The 2026 national survey of Italian wine tourism hospitality managers, presented at Vinitaly Tourism, reveals a sector with strong demand potential but significant structural challenges. Attracting visitors to wineries, achieving consistent profitability, and overcoming systemic obstacles – fragmentation, poor territorial collaboration, and limited marketing infrastructure – are the priorities identified by the over 850 professionals who make up the Club Hospitality Manager of Wine Meridian.

Italian wine tourism does not need more rhetoric, but more method: a stronger culture of data, greater attention to profitability, deeper integration between wineries, hospitality providers, institutions and territories, and more targeted investment in marketing, people and processes. In a word, a more shared vision.

This, in summary, is the picture that emerges from the 2026 national survey dedicated to Italian hospitality managers, presented at Vinitaly Tourism 2026, the area of the Verona trade fair that this year hosted a rich programme of conferences and meetings with wine tourism at the centre of the debate.

One element makes this survey particularly relevant: it does not gather the perspective of external observers, but of those who experience winery hospitality as a daily practice. The survey was built by listening to the hospitality managers who are part of the Club Hospitality Manager of Wine Meridian, a community of over 850 members that aspires to become the voice of those who, every day, welcome people into their estates, manage visits, tastings, relationships and often the commercial conversion of the wine tourism experience.

In this sense, the value of the research lies precisely in its concrete nature: it speaks from those who build wine tourism every day, not those who merely observe it from the outside.

The first striking finding concerns the nature of the challenge itself. For those working in hospitality, the main difficulty is attracting tourists to the winery in the first place, not simply improving the welcome once they arrive. This was the most frequently cited response, ahead of other important issues such as sustainable sales, the lack of qualified staff, day-to-day operations, or the difficulty of making hospitality a truly profitable function.

This represents a significant shift in perspective: the challenge is building consistent, qualified flows of demand.
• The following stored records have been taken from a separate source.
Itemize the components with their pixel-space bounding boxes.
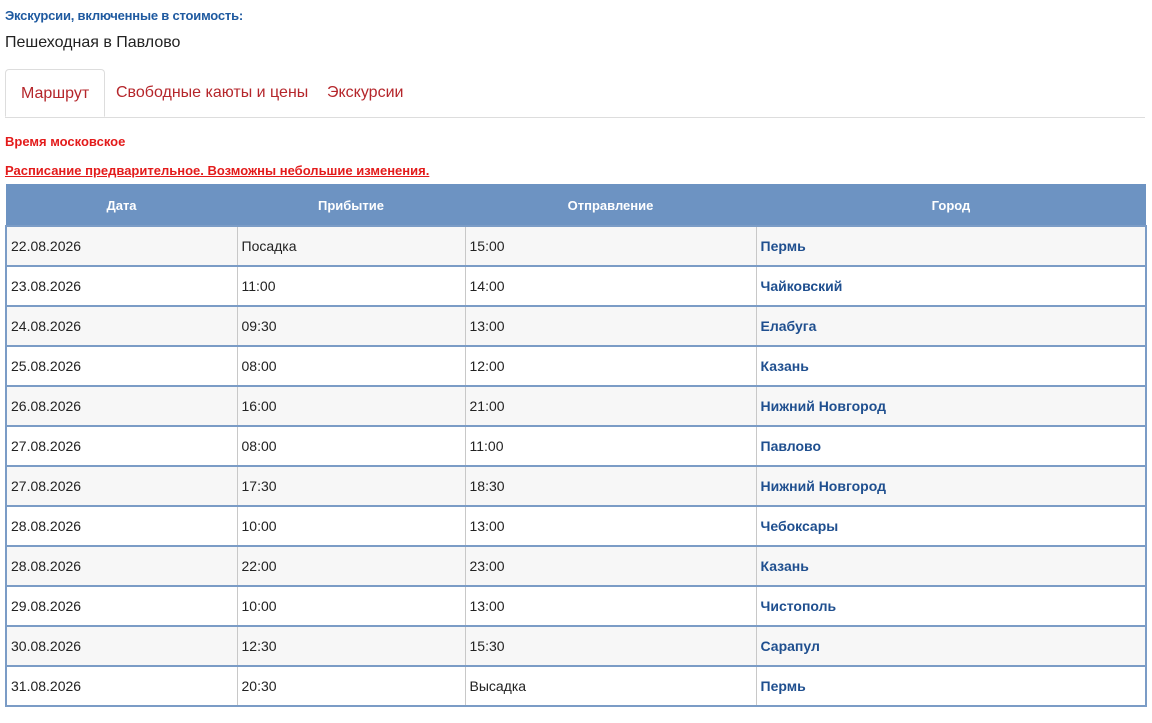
arrival-cell: 08:00 xyxy=(236,425,465,466)
date-cell: 24.08.2026 xyxy=(5,305,237,346)
date-cell: 28.08.2026 xyxy=(5,505,237,546)
arrival-cell: Посадка xyxy=(236,225,465,266)
tab-cabins-prices[interactable]: Свободные каюты и цены xyxy=(101,69,323,116)
departure-cell: 13:00 xyxy=(464,585,756,626)
city-link[interactable]: Павлово xyxy=(755,425,1147,466)
table-row: 28.08.2026 10:00 13:00 Чебоксары xyxy=(5,505,1147,546)
route-schedule-table: Дата Прибытие Отправление Город 22.08.20… xyxy=(5,184,1147,707)
arrival-cell: 20:30 xyxy=(236,665,465,707)
header-arrival: Прибытие xyxy=(237,184,465,226)
table-header-row: Дата Прибытие Отправление Город xyxy=(6,184,1146,226)
departure-cell: 12:00 xyxy=(464,345,756,386)
city-link[interactable]: Чистополь xyxy=(755,585,1147,626)
departure-cell: 15:30 xyxy=(464,625,756,666)
date-cell: 22.08.2026 xyxy=(5,225,237,266)
table-row: 31.08.2026 20:30 Высадка Пермь xyxy=(5,665,1147,707)
date-cell: 27.08.2026 xyxy=(5,465,237,506)
date-cell: 30.08.2026 xyxy=(5,625,237,666)
date-cell: 26.08.2026 xyxy=(5,385,237,426)
city-link[interactable]: Нижний Новгород xyxy=(755,385,1147,426)
tab-bar: Маршрут Свободные каюты и цены Экскурсии xyxy=(5,69,1145,118)
schedule-body: 22.08.2026 Посадка 15:00 Пермь 23.08.2026 11:… xyxy=(5,225,1147,707)
table-row: 28.08.2026 22:00 23:00 Казань xyxy=(5,545,1147,586)
arrival-cell: 16:00 xyxy=(236,385,465,426)
table-row: 23.08.2026 11:00 14:00 Чайковский xyxy=(5,265,1147,306)
arrival-cell: 12:30 xyxy=(236,625,465,666)
table-row: 27.08.2026 08:00 11:00 Павлово xyxy=(5,425,1147,466)
header-date: Дата xyxy=(6,184,237,226)
departure-cell: 23:00 xyxy=(464,545,756,586)
table-row: 25.08.2026 08:00 12:00 Казань xyxy=(5,345,1147,386)
city-link[interactable]: Елабуга xyxy=(755,305,1147,346)
departure-cell: 11:00 xyxy=(464,425,756,466)
date-cell: 28.08.2026 xyxy=(5,545,237,586)
table-row: 30.08.2026 12:30 15:30 Сарапул xyxy=(5,625,1147,666)
departure-cell: 18:30 xyxy=(464,465,756,506)
departure-cell: 15:00 xyxy=(464,225,756,266)
included-excursions-heading: Экскурсии, включенные в стоимость: xyxy=(5,8,243,23)
date-cell: 31.08.2026 xyxy=(5,665,237,707)
city-link[interactable]: Казань xyxy=(755,545,1147,586)
table-row: 27.08.2026 17:30 18:30 Нижний Новгород xyxy=(5,465,1147,506)
departure-cell: 13:00 xyxy=(464,305,756,346)
date-cell: 27.08.2026 xyxy=(5,425,237,466)
table-row: 24.08.2026 09:30 13:00 Елабуга xyxy=(5,305,1147,346)
arrival-cell: 22:00 xyxy=(236,545,465,586)
cruise-route-page: Экскурсии, включенные в стоимость: Пешех… xyxy=(0,0,1152,723)
departure-cell: 21:00 xyxy=(464,385,756,426)
tab-excursions[interactable]: Экскурсии xyxy=(312,69,418,116)
departure-cell: 14:00 xyxy=(464,265,756,306)
city-link[interactable]: Нижний Новгород xyxy=(755,465,1147,506)
arrival-cell: 09:30 xyxy=(236,305,465,346)
table-row: 22.08.2026 Посадка 15:00 Пермь xyxy=(5,225,1147,266)
included-excursion-item: Пешеходная в Павлово xyxy=(5,34,181,51)
city-link[interactable]: Пермь xyxy=(755,665,1147,707)
city-link[interactable]: Пермь xyxy=(755,225,1147,266)
preliminary-schedule-notice: Расписание предварительное. Возможны неб… xyxy=(5,163,430,178)
header-city: Город xyxy=(756,184,1146,226)
header-departure: Отправление xyxy=(465,184,756,226)
city-link[interactable]: Чебоксары xyxy=(755,505,1147,546)
tab-route[interactable]: Маршрут xyxy=(5,69,106,117)
arrival-cell: 10:00 xyxy=(236,505,465,546)
date-cell: 29.08.2026 xyxy=(5,585,237,626)
arrival-cell: 10:00 xyxy=(236,585,465,626)
date-cell: 25.08.2026 xyxy=(5,345,237,386)
arrival-cell: 11:00 xyxy=(236,265,465,306)
date-cell: 23.08.2026 xyxy=(5,265,237,306)
departure-cell: 13:00 xyxy=(464,505,756,546)
timezone-notice: Время московское xyxy=(5,134,126,149)
arrival-cell: 08:00 xyxy=(236,345,465,386)
arrival-cell: 17:30 xyxy=(236,465,465,506)
table-row: 26.08.2026 16:00 21:00 Нижний Новгород xyxy=(5,385,1147,426)
city-link[interactable]: Сарапул xyxy=(755,625,1147,666)
departure-cell: Высадка xyxy=(464,665,756,707)
city-link[interactable]: Чайковский xyxy=(755,265,1147,306)
city-link[interactable]: Казань xyxy=(755,345,1147,386)
table-row: 29.08.2026 10:00 13:00 Чистополь xyxy=(5,585,1147,626)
The challenge, therefore, is commercial before it is narrative.

Alongside this difficulty in capturing demand, a second equally critical issue emerges: economic sustainability. Hospitality generates relationships, reputation and direct contact with the consumer, and in many cases, also sales. But this alone does not always make hospitality a fully mature business unit.

The survey highlights that direct post-visit sales carry significant weight in hospitality revenue, yet for many estates it is still insufficient to establish wine tourism as a fully autonomous and structured margin driver. The question, then, is how consistently hospitality can translate into structured profitability.

When the view broadens beyond the individual winery, perhaps the most important finding of the entire survey comes into focus: the strongest obstacles to wine tourism growth are systemic and external, rather than internal to the wineries themselves.

The most cited difficulties concern financial resources, lack of collaboration with local bodies, bureaucracy and a shortage of specific competencies. Even more telling is the assessment of the single greatest constraint on wine tourism growth in Italy, where terms such as fragmentation, infrastructure and national marketing come to the fore. The message is clear: the challenge lies within the system, not the product. Italian wine is exceptionally strong across its territories, but too often still weak as an integrated destination.

Also revealing is the judgement expressed on the support perceived from consortia and territorial bodies in promotional activities. More than half of the responses clustered around low scores, a signal of a widespread sense of operational isolation.

Hospitality managers do not appear to be asking for extraordinary interventions or sweeping campaigns: they are asking not to be left alone. They are asking for a system that supports them with greater consistency, vision and connectivity.

The survey’s conclusions effectively summarise the picture: Italian wine tourism has significant demand potential, but struggles to capture it in a stable way; hospitality is increasingly central, yet is not always treated as a genuine business; without territorial collaboration, infrastructure and shared strategy, that potential remains unfulfilled.

This is a diagnosis the sector would do well to treat as a starting point, not as a grievance. The real challenge today is organising to make wine tourism truly work, not convincing the market of its value. The market has already understood that. This is one of the arenas where a significant part of Italian wine’s competitiveness will be shaped in the years ahead.


Key points

  1. The main challenge for hospitality managers is attracting visitors to wineries, before improving the experience itself.
  2. Hospitality drives direct sales and reputation, but structured profitability remains elusive for many estates.
  3. The biggest obstacles to growth are systemic: fragmentation, bureaucracy, and weak national marketing infrastructure.
  4. Support from consortia and territorial bodies is widely rated as insufficient, creating a sense of operational isolation.
  5. Italian wine tourism needs shared strategy, integrated infrastructure, and cross-sector collaboration to fulfil its potential.